In the end, even when SMEs dictate the solution, instructional design consultants still play a critical role: ensuring that what gets built has the best possible chance of working.
How Data Should Be Used When Working With SMEs
Data should never be used to “win” an argument.
The role of data in instructional design consulting is to:
- Reinforce credibility
- Support shared decision-making
- Help SMEs shine
Instinct and experience matter. Many existing processes exist for valid reasons. But tying decisions back to performance, efficiency, or business impact ensures solutions are defensible and adaptable as the business evolves.
The Habit That Strengthens Every SME Relationship
Active listening is the foundation, but it isn’t enough on its own.
Strong consultants pair listening with:
- Clear documentation
- Regular status updates
- Explicit follow-through
Even strong relationships break down without clarity. Written communication ensures alignment, reduces assumptions, and builds confidence over time.

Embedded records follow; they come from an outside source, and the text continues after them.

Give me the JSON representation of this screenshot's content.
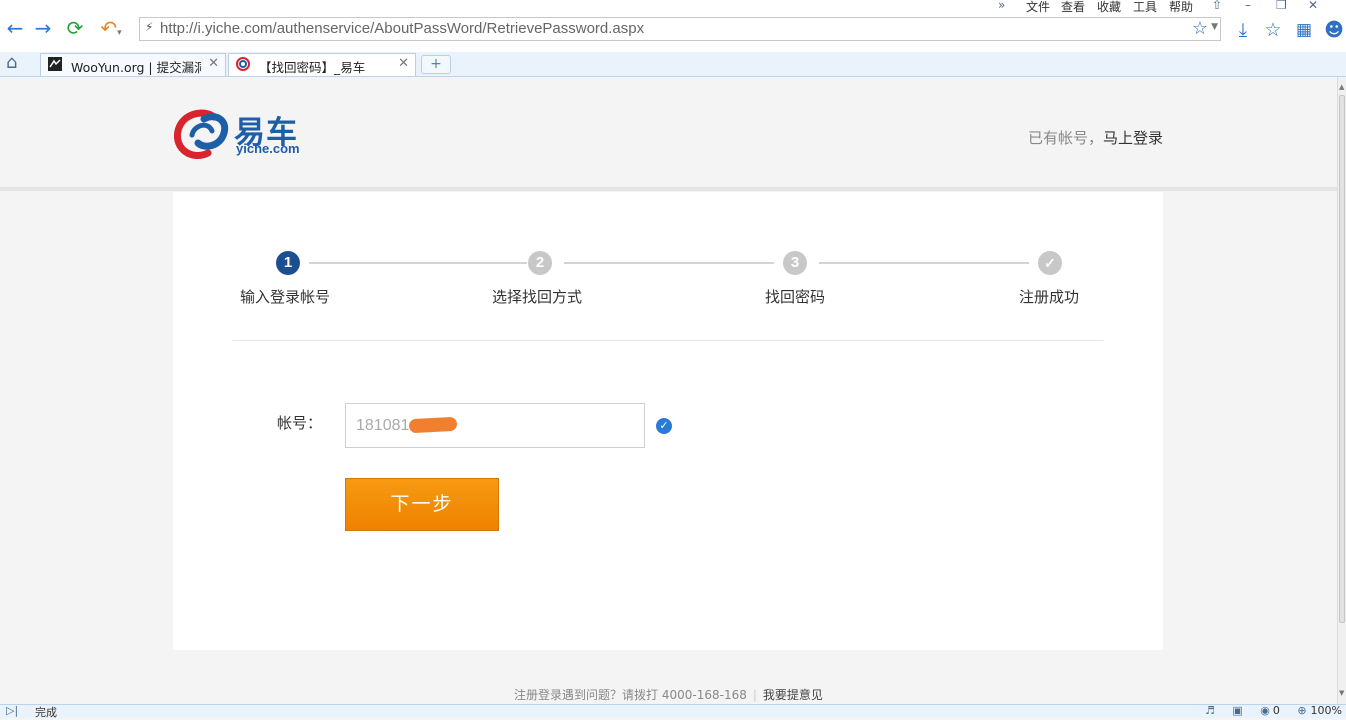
{
  "browser": {
    "url": "http://i.yiche.com/authenservice/AboutPassWord/RetrievePassword.aspx",
    "menu": {
      "more": "»",
      "file": "文件",
      "view": "查看",
      "favorites": "收藏",
      "tools": "工具",
      "help": "帮助"
    },
    "tabs": [
      {
        "label": "WooYun.org | 提交漏洞",
        "favicon": "wooyun-favicon-icon"
      },
      {
        "label": "【找回密码】_易车",
        "favicon": "yiche-favicon-icon"
      }
    ],
    "new_tab": "+",
    "status_text": "完成",
    "status_count": "0",
    "zoom": "100%"
  },
  "header": {
    "logo_text": "易车",
    "logo_domain": "yiche.com",
    "login_prompt": "已有帐号，",
    "login_link": "马上登录"
  },
  "steps": [
    {
      "number": "1",
      "label": "输入登录帐号",
      "state": "active"
    },
    {
      "number": "2",
      "label": "选择找回方式",
      "state": "pending"
    },
    {
      "number": "3",
      "label": "找回密码",
      "state": "pending"
    },
    {
      "number": "✓",
      "label": "注册成功",
      "state": "pending"
    }
  ],
  "form": {
    "account_label": "帐号：",
    "account_value": "181081",
    "next_button": "下一步"
  },
  "footer": {
    "help_text": "注册登录遇到问题？请拨打 4000-168-168",
    "separator": "|",
    "feedback_link": "我要提意见"
  },
  "colors": {
    "brand_blue": "#1d5ea8",
    "active_step": "#1b4f8f",
    "button_orange": "#f48a00",
    "check_blue": "#2a7bd6"
  }
}
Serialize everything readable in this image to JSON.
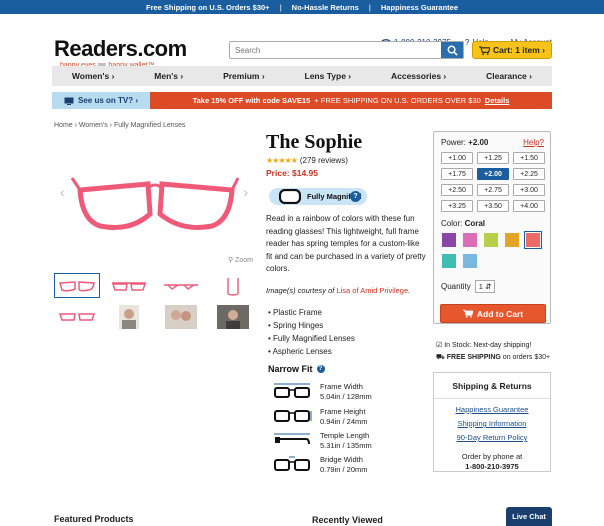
{
  "topbar": {
    "items": [
      "Free Shipping on U.S. Orders $30+",
      "No-Hassle Returns",
      "Happiness Guarantee"
    ]
  },
  "logo": {
    "text": "Readers.com",
    "tagline": "happy eyes 👓 happy wallet™"
  },
  "header": {
    "phone": "1-800-210-3975",
    "help": "Help",
    "account": "My Account"
  },
  "search": {
    "placeholder": "Search"
  },
  "cart": {
    "label": "Cart: 1 item ›"
  },
  "nav": {
    "items": [
      "Women's ›",
      "Men's ›",
      "Premium ›",
      "Lens Type ›",
      "Accessories ›",
      "Clearance ›"
    ]
  },
  "promo": {
    "tv": "See us on TV? ›",
    "deal_bold": "Take 15% OFF with code SAVE15",
    "deal_rest": "+ FREE SHIPPING ON U.S. ORDERS OVER $30",
    "details": "Details"
  },
  "breadcrumb": "Home › Women's › Fully Magnified Lenses",
  "product": {
    "title": "The Sophie",
    "stars": "★★★★★",
    "reviews": "(279 reviews)",
    "price": "Price: $14.95",
    "lens_badge": "Fully Magnified",
    "lens_badge_help": "?",
    "description": "Read in a rainbow of colors with these fun reading glasses! This lightweight, full frame reader has spring temples for a custom-like fit and can be purchased in a variety of pretty colors.",
    "credit_prefix": "Image(s) courtesy of",
    "credit_link": "Lisa of Amid Privilege",
    "zoom": "Zoom",
    "features": [
      "Plastic Frame",
      "Spring Hinges",
      "Fully Magnified Lenses",
      "Aspheric Lenses"
    ],
    "fit_title": "Narrow Fit",
    "specs": [
      {
        "label": "Frame Width",
        "value": "5.04in / 128mm"
      },
      {
        "label": "Frame Height",
        "value": "0.94in / 24mm"
      },
      {
        "label": "Temple Length",
        "value": "5.31in / 135mm"
      },
      {
        "label": "Bridge Width",
        "value": "0.79in / 20mm"
      }
    ]
  },
  "power": {
    "label": "Power:",
    "selected": "+2.00",
    "help": "Help?",
    "options": [
      "+1.00",
      "+1.25",
      "+1.50",
      "+1.75",
      "+2.00",
      "+2.25",
      "+2.50",
      "+2.75",
      "+3.00",
      "+3.25",
      "+3.50",
      "+4.00"
    ],
    "selected_index": 4
  },
  "color": {
    "label": "Color:",
    "selected": "Coral",
    "swatches": [
      "#8b47a8",
      "#d96fb5",
      "#b8cf4c",
      "#e5a323",
      "#ef6a66",
      "#3fbdb2",
      "#7ab8e0"
    ],
    "selected_index": 4
  },
  "quantity": {
    "label": "Quantity",
    "value": "1"
  },
  "add_to_cart": "Add to Cart",
  "shipping_note": {
    "line1": "In Stock: Next-day shipping!",
    "line2_bold": "FREE SHIPPING",
    "line2_rest": "on orders $30+"
  },
  "shipbox": {
    "title": "Shipping & Returns",
    "links": [
      "Happiness Guarantee",
      "Shipping Information",
      "90-Day Return Policy"
    ],
    "phone_label": "Order by phone at",
    "phone": "1-800-210-3975"
  },
  "bottom": {
    "featured": "Featured Products",
    "recent": "Recently Viewed",
    "live_chat": "Live Chat"
  },
  "colors": {
    "brand_blue": "#1b5e9f",
    "coral": "#e6572e",
    "cart_yellow": "#f7c21a",
    "frame_pink": "#ef5a78"
  }
}
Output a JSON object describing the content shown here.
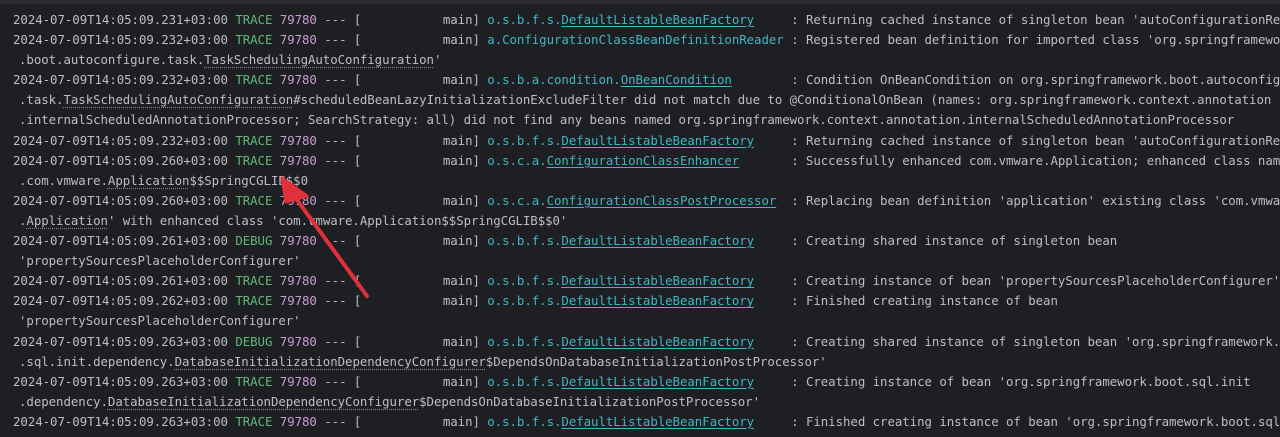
{
  "console": {
    "colors": {
      "background": "#1e1f22",
      "text": "#bcbec4",
      "level": "#5fb87a",
      "pid": "#c99bd3",
      "logger": "#3fb6c5",
      "arrow": "#e0303a"
    },
    "lines": [
      {
        "ts": "2024-07-09T14:05:09.231+03:00",
        "level": "TRACE",
        "pid": "79780",
        "sep": " --- [",
        "thread": "           main] ",
        "logger_pre": "o.s.b.f.s.",
        "logger_link": "DefaultListableBeanFactory",
        "logger_pad": "     ",
        "msg": ": Returning cached instance of singleton bean 'autoConfigurationReport'"
      },
      {
        "ts": "2024-07-09T14:05:09.232+03:00",
        "level": "TRACE",
        "pid": "79780",
        "sep": " --- [",
        "thread": "           main] ",
        "logger_pre": "a.ConfigurationClassBeanDefinitionReader",
        "logger_link": "",
        "logger_pad": " ",
        "msg": ": Registered bean definition for imported class 'org.springframework"
      },
      {
        "cont": ".boot.autoconfigure.task.",
        "cont_dotted": "TaskSchedulingAutoConfiguration",
        "cont_post": "'"
      },
      {
        "ts": "2024-07-09T14:05:09.232+03:00",
        "level": "TRACE",
        "pid": "79780",
        "sep": " --- [",
        "thread": "           main] ",
        "logger_pre": "o.s.b.a.condition.",
        "logger_link": "OnBeanCondition",
        "logger_pad": "        ",
        "msg": ": Condition OnBeanCondition on org.springframework.boot.autoconfigure"
      },
      {
        "cont": ".task.",
        "cont_dotted": "TaskSchedulingAutoConfiguration",
        "cont_post": "#scheduledBeanLazyInitializationExcludeFilter did not match due to @ConditionalOnBean (names: org.springframework.context.annotation"
      },
      {
        "cont": ".internalScheduledAnnotationProcessor; SearchStrategy: all) did not find any beans named org.springframework.context.annotation.internalScheduledAnnotationProcessor",
        "cont_dotted": "",
        "cont_post": ""
      },
      {
        "ts": "2024-07-09T14:05:09.232+03:00",
        "level": "TRACE",
        "pid": "79780",
        "sep": " --- [",
        "thread": "           main] ",
        "logger_pre": "o.s.b.f.s.",
        "logger_link": "DefaultListableBeanFactory",
        "logger_pad": "     ",
        "msg": ": Returning cached instance of singleton bean 'autoConfigurationReport'"
      },
      {
        "ts": "2024-07-09T14:05:09.260+03:00",
        "level": "TRACE",
        "pid": "79780",
        "sep": " --- [",
        "thread": "           main] ",
        "logger_pre": "o.s.c.a.",
        "logger_link": "ConfigurationClassEnhancer",
        "logger_pad": "       ",
        "msg": ": Successfully enhanced com.vmware.Application; enhanced class name is: ↗"
      },
      {
        "cont": ".com.vmware.",
        "cont_dotted": "Application",
        "cont_post": "$$SpringCGLIB$$0"
      },
      {
        "ts": "2024-07-09T14:05:09.260+03:00",
        "level": "TRACE",
        "pid": "79780",
        "sep": " --- [",
        "thread": "           main] ",
        "logger_pre": "o.s.c.a.",
        "logger_link": "ConfigurationClassPostProcessor",
        "logger_pad": "  ",
        "msg": ": Replacing bean definition 'application' existing class 'com.vmware"
      },
      {
        "cont": ".",
        "cont_dotted": "Application",
        "cont_post": "' with enhanced class 'com.vmware.Application$$SpringCGLIB$$0'"
      },
      {
        "ts": "2024-07-09T14:05:09.261+03:00",
        "level": "DEBUG",
        "pid": "79780",
        "sep": " --- [",
        "thread": "           main] ",
        "logger_pre": "o.s.b.f.s.",
        "logger_link": "DefaultListableBeanFactory",
        "logger_pad": "     ",
        "msg": ": Creating shared instance of singleton bean"
      },
      {
        "cont": "'propertySourcesPlaceholderConfigurer'",
        "cont_dotted": "",
        "cont_post": ""
      },
      {
        "ts": "2024-07-09T14:05:09.261+03:00",
        "level": "TRACE",
        "pid": "79780",
        "sep": " --- [",
        "thread": "           main] ",
        "logger_pre": "o.s.b.f.s.",
        "logger_link": "DefaultListableBeanFactory",
        "logger_pad": "     ",
        "msg": ": Creating instance of bean 'propertySourcesPlaceholderConfigurer'"
      },
      {
        "ts": "2024-07-09T14:05:09.262+03:00",
        "level": "TRACE",
        "pid": "79780",
        "sep": " --- [",
        "thread": "           main] ",
        "logger_pre": "o.s.b.f.s.",
        "logger_link": "DefaultListableBeanFactory",
        "logger_pad": "     ",
        "msg": ": Finished creating instance of bean"
      },
      {
        "cont": "'propertySourcesPlaceholderConfigurer'",
        "cont_dotted": "",
        "cont_post": ""
      },
      {
        "ts": "2024-07-09T14:05:09.263+03:00",
        "level": "DEBUG",
        "pid": "79780",
        "sep": " --- [",
        "thread": "           main] ",
        "logger_pre": "o.s.b.f.s.",
        "logger_link": "DefaultListableBeanFactory",
        "logger_pad": "     ",
        "msg": ": Creating shared instance of singleton bean 'org.springframework.boot"
      },
      {
        "cont": ".sql.init.dependency.",
        "cont_dotted": "DatabaseInitializationDependencyConfigurer",
        "cont_post": "$DependsOnDatabaseInitializationPostProcessor'"
      },
      {
        "ts": "2024-07-09T14:05:09.263+03:00",
        "level": "TRACE",
        "pid": "79780",
        "sep": " --- [",
        "thread": "           main] ",
        "logger_pre": "o.s.b.f.s.",
        "logger_link": "DefaultListableBeanFactory",
        "logger_pad": "     ",
        "msg": ": Creating instance of bean 'org.springframework.boot.sql.init"
      },
      {
        "cont": ".dependency.",
        "cont_dotted": "DatabaseInitializationDependencyConfigurer",
        "cont_post": "$DependsOnDatabaseInitializationPostProcessor'"
      },
      {
        "ts": "2024-07-09T14:05:09.263+03:00",
        "level": "TRACE",
        "pid": "79780",
        "sep": " --- [",
        "thread": "           main] ",
        "logger_pre": "o.s.b.f.s.",
        "logger_link": "DefaultListableBeanFactory",
        "logger_pad": "     ",
        "msg": ": Finished creating instance of bean 'org.springframework.boot.sql.init"
      }
    ]
  }
}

A Key Mindset Shift For Instructional Designer Consultants
Instructional design consultants must hold two truths at once:
- You are the expert in learning and development
- Your client is the expert in their business
Confusing these roles undermines collaboration.
Consulting requires openness to feedback, to business nuance, and to evolving approaches as technology and work change. The goal isn’t learning for learning’s sake. It’s enabling the business to perform better.
One Piece of Advice Before Your First SME Meeting
Listen for what is being said and for what isn’t.
Ask questions. Gather context. Notice silence.
Because sometimes, silence is an answer.
How We Can Help
At TrainingPros, we match organizations with experienced consultants who lead with strategy, then help you identify the tools and methods that actually support your business goals. Whether you are rethinking onboarding, scaling leadership development, or trying to make sense of your learning platform, we can help you shift from reactive to results-driven.
TrainingPros has been named a Top 20 Staffing Company internationally by Training Industry, and recognized as a Smartchoice® Preferred Provider by Brandon Hall Group for 2025. We’re also proud to be named a Champion of Learning by the Association for Talent Development (ATD)—an international honor that reflects our dedication to excellence in corporate learning. These accolades underscore TrainingPros’ unwavering commitment to delivering high-quality, tailored training solutions.
If your projects need instructional design consultants, eLearning developers, or other learning & development consultants for your custom content projects, reach out to one of our industry-expert relationship managers today.
When you have more projects than people™, let TrainingPros find the right consultant to start your project with confidence. Schedule a consultation today.
Frequently Asked Questions
What is the most common mistake instructional design consultants make with SMEs?
Sharing solutions too early. Proposing formats or deliverables before fully understanding the business problem can overwhelm SMEs and signal incomplete understanding. Listening and diagnosing should come first.
How do instructional design consultants build trust with SMEs?
By confirming understanding, asking thoughtful root-cause questions, and showing awareness of business constraints. Trust forms when SMEs feel heard and consulted rather than extracted for information.
How can you tell if an SME partnership is going well?
Early positive signs include proactive context sharing, timely feedback, and inclusion in related conversations. Disengagement, minimal responses, or “just finish it” language often indicate misalignment.
How should instructional design consultants set boundaries with SMEs?
Frame boundaries around business impact, not personal workload. Discuss tradeoffs such as timeline shifts, scope changes, or resource limits to keep the focus on shared priorities.
What should consultants do when SMEs dictate the solution?
Respond with curiosity, not resistance. Ask questions about intended outcomes and past results to explore assumptions while maintaining SME authority and collaborative alignment.